Cooperative Contracts Streamline Govtech Procurement

Govtech firm Kinetech announced a cooperative purchasing contract via TXShare, allowing public agencies to procure its AI and Mendix services without a traditional RFP. This model can reportedly slash 6-12 month procurement cycles. The move comes amid debate in Canada over the federal IT department awarding millions in sole-sourced contracts by bypassing competitive bidding.

- Cooperative purchasing agreements allow public agencies to buy goods and services through a single, pre-negotiated contract.
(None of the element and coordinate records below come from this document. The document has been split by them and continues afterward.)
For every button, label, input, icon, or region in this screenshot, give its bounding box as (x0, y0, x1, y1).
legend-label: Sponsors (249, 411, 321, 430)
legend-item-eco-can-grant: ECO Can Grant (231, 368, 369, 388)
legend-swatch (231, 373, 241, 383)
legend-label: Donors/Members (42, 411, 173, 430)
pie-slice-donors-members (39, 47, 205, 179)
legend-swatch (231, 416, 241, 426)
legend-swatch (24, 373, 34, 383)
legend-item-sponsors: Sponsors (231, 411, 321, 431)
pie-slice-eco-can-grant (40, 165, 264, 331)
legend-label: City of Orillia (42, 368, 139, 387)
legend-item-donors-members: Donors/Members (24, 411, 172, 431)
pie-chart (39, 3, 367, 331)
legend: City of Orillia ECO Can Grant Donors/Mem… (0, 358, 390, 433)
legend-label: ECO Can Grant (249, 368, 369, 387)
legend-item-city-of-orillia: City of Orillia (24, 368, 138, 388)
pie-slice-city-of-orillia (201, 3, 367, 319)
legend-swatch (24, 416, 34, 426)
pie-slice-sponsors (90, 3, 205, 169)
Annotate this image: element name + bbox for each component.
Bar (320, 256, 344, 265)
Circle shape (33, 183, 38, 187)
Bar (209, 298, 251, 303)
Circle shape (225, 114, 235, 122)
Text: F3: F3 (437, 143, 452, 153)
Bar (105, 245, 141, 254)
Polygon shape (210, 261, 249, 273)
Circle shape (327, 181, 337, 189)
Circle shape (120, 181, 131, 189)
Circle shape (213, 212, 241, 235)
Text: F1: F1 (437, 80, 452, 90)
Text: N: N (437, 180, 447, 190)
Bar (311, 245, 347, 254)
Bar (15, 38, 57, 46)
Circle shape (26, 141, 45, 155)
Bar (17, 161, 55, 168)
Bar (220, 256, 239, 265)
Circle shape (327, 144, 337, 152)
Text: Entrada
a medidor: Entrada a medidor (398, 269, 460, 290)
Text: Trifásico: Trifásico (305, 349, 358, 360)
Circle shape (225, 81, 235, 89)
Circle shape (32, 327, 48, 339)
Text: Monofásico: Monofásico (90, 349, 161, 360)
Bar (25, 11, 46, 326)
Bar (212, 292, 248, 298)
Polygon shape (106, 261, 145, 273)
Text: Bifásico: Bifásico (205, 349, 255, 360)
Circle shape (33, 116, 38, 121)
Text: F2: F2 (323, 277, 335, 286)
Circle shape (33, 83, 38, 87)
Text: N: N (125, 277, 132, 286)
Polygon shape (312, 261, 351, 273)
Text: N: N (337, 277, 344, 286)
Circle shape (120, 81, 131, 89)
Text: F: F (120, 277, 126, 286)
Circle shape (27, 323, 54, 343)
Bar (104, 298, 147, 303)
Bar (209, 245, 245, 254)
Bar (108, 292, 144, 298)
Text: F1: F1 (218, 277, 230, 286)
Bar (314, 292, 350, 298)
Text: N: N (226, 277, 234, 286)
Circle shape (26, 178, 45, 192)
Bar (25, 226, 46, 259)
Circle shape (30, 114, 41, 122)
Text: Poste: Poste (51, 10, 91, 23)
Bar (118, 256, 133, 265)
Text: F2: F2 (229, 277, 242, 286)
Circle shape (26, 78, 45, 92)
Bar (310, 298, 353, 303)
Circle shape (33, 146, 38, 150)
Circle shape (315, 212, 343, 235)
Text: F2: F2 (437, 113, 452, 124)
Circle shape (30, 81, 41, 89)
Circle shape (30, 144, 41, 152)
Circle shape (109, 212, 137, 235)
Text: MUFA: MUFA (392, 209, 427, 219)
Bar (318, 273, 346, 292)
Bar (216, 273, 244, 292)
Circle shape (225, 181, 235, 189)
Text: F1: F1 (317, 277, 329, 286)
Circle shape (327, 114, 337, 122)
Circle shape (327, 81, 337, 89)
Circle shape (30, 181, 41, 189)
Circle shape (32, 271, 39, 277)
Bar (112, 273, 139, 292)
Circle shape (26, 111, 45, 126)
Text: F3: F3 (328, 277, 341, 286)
This model leverages the combined purchasing power of multiple entities to lower costs and reduce the administrative burden of running a traditional bidding process. - The TXShare program is managed by the North Central Texas Council of Governments (NCTCOG), and its contracts are competitively sourced and vetted for compliance with Texas Local Government Code and federal procurement standards under Uniform Guidance (2 CFR 200). - A traditional Request for Proposal (RFP) process includes multiple stages—such as requirements gathering, proposal creation, vendor Q&A, evaluation, and contract negotiation—which can extend timelines from several months to over a year. - Mendix, the platform mentioned in Kinetech's offerings, is a low-code development environment used by public sector agencies to modernize legacy systems and accelerate the creation of digital services. Its Mendix for Government cloud platform is designated as FedRAMP in-process, meaning it is working toward a key security authorization for use by U.S. federal agencies. - Kinetech has previously deployed a cloud-based case management solution for government agencies that was used to distribute over $1.2 billion in COVID-19 relief funds. - The debate over Canadian procurement practices involves Shared Services Canada (SSC), a federal department that awarded $210 million in contracts to IT firm Cisco over two years, many on a sole-sourced basis, prompting a parliamentary committee investigation. - In Canada, watchdog groups have called for stricter rules around sole-sourced contracts, while the Canadian International Trade Tribunal has previously overturned direct awards where the government appeared to have a predetermined solution rather than focusing on a required outcome. - The shift toward cooperative contracts is part of a broader govtech trend aimed at procurement reform, moving away from slow, monolithic projects toward more flexible and agile acquisition of modern technologies like SaaS and cloud computing.